31 de dezembro, penso se devo escrever sobre o ano que termina. Parece que o tanto vivido torna mais difícil qualquer texto, porque dilui os assuntos. Resolvo me concentrar na política brasileira, mais particularmente no golpe, mas mesmo isso é muito. Fecho ainda mais o foco e penso no papel do Judiciário.

Só não cabe repetir o que tantos já disseram, sob pena de ser mais um texto sobre a mesma coisa. Assim, descarto a República de Curitiba, com tudo o que significa: a substituição do Direito pela Moral, a midiatização do Judiciário, sua atuação como catalisador no processo político e na organização de protestos, a adoção de vazamentos como método.

Penso, então, num assunto que pode ser interessante, e que de algum modo me provoca há algum tempo: um fenômeno paradoxal que acontece com frequência quando se concentra na mesma pessoa a figura de juiz e doutrinador. Autores de escritos teóricos instigantes e libertadores se tornam juízes comuns, incapazes de verter para o mundo real suas ideias renovadoras. Ao pensar neles, lembro daquele ditado vulgar, “na prática, a teoria é outra”.

Então me dou conta de que, embora tenha começado a pensar nele principalmente a partir dos acontecimentos de 2016, isso não seria um texto retrospectivo. Além disso, preciso deixar que as ideias amadureçam, porque não é fácil falar sobre o fenômeno – tenho lá minhas explicações, mas não são de fácil exposição.

Isso me faz voltar à estaca zero: continuo sem tema.

Mas eis que vem o tema: falarei do acontecimento do ano. Sim, há um fato que foi marcante para mim, que gerou um profundo desencanto, sobre o qual nunca falei. Este pode ser o momento.

Prometi não falar da República de Curitiba, e não seria dela que viria o desencanto.

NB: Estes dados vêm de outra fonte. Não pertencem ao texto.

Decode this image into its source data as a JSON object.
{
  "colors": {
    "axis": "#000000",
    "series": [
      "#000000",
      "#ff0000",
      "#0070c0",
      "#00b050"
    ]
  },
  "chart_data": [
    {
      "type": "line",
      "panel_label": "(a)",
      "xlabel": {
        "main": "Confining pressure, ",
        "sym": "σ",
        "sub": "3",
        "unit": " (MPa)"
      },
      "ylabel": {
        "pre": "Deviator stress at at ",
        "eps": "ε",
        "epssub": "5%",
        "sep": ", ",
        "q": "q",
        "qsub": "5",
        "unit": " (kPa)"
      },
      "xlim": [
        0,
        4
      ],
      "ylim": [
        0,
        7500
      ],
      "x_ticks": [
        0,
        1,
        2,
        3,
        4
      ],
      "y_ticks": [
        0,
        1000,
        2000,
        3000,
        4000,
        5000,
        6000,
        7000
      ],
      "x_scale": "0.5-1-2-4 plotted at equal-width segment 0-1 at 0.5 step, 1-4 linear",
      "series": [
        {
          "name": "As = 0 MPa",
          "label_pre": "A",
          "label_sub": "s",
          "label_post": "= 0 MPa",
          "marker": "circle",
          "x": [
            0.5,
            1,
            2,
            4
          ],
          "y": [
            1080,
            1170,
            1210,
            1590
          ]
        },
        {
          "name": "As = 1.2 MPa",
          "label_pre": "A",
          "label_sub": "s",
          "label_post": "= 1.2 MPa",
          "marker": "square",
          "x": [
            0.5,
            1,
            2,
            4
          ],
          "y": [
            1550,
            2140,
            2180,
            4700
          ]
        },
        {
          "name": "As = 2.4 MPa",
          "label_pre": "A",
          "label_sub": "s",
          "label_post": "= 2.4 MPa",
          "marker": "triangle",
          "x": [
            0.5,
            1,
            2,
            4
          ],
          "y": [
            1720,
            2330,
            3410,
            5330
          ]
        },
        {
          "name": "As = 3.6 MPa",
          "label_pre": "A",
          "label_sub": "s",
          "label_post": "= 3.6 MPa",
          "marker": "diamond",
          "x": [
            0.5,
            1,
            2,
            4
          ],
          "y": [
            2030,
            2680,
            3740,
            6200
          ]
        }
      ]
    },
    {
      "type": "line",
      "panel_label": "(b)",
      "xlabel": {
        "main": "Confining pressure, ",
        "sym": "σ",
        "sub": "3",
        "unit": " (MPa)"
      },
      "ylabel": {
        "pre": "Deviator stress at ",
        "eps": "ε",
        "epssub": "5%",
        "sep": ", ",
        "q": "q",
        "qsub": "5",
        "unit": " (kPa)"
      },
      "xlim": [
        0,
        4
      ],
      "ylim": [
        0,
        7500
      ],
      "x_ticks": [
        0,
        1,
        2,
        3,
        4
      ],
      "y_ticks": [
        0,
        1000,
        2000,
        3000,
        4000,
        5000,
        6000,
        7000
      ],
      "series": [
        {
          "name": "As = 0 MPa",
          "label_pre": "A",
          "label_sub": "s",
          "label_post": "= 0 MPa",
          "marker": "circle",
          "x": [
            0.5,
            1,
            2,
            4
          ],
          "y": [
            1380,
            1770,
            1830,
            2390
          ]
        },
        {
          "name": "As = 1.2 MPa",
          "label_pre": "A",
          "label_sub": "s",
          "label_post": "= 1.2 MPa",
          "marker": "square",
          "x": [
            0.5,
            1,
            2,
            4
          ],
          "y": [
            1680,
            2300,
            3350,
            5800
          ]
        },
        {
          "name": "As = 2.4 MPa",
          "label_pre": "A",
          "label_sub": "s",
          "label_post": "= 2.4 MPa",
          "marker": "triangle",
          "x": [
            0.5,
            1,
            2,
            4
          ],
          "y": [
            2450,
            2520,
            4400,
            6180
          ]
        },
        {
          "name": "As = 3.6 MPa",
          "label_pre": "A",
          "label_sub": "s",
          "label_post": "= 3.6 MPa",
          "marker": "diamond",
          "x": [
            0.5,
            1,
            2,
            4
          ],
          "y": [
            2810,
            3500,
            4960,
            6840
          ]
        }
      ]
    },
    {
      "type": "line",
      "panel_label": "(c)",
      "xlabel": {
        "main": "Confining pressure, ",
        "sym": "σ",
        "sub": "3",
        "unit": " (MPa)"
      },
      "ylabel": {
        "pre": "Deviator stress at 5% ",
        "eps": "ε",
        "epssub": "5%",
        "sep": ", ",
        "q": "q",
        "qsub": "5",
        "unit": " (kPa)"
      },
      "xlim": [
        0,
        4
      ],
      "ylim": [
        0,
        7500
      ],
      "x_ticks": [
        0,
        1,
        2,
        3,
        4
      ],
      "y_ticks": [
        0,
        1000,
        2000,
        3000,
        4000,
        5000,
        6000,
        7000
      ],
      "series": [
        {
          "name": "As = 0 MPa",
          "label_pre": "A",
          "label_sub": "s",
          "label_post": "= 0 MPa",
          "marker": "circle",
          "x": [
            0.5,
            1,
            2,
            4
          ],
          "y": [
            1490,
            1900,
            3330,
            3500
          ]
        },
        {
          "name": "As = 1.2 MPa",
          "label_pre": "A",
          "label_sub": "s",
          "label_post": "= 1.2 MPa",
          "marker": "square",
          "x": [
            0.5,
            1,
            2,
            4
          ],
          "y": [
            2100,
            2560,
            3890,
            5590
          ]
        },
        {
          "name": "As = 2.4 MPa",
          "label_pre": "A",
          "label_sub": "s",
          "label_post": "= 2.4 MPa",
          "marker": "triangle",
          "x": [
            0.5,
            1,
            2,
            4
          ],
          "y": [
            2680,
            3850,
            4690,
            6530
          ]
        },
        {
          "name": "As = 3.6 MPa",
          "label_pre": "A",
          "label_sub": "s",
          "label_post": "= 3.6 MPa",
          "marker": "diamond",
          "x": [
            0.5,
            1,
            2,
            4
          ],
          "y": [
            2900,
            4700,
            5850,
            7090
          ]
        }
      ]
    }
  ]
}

Mas dela veio o fato primevo, a divulgação do grampo da conversa entre Dilma e Lula, que, tendo por fundo uma bateria de panelas, foi ecoada ao Brasil pelo Jornal Nacional.

Sobre isso muito foi escrito e muito eu próprio poderia lembrar, desde o apontamento da prática ilícita pelo Ministro Teori Zavascki, passando pela postura ambígua de Moro, que pede desculpas ao Supremo mas ratifica publicamente a correção da divulgação, chegando ao TRF4, para quem a Lava jato não precisa seguir as regras dos casos comuns. Não, nada disso produziu em mim a profunda impressão do discurso que Celso de Mello fez no Supremo Tribunal Federal no dia seguinte ao vazamento.

Todos devem lembrar o turbilhão causado pela divulgação do grampo. A histeria chegou ao ápice e parecia que o Governo cairia a qualquer momento. Naquele dia, escrevi A crise e a solidão, num quase desespero contra a irracionalidade que explodia com o combustível do vazamento.

Faltavam bombeiros.

Tratava-se de conversa ao telefone, não de declaração pública. Não parecia que nela se praticasse ou se revelasse um crime. Havia dúvidas sobre a licitude da gravação e estava clara a ilicitude da divulgação.

Mas nada disso teve relevância, relevante foi ter havido nela uma alusão à covardia do Supremo.

O discurso do decano da Corte, ouvido em silêncio por seus pares, disse torpe e indigna a fala, típica de mentes autocráticas e arrogantes que não conseguem se esconder.

Lembrei do fruto da árvore envenenada. Ali estava ele, inteiro, lavando a honra do Supremo.

Este, para mim, o momento do desencanto, símbolo de um ano.

A ilustração é de Michelangelo, Adão e Eva, e está na Capela Sistina.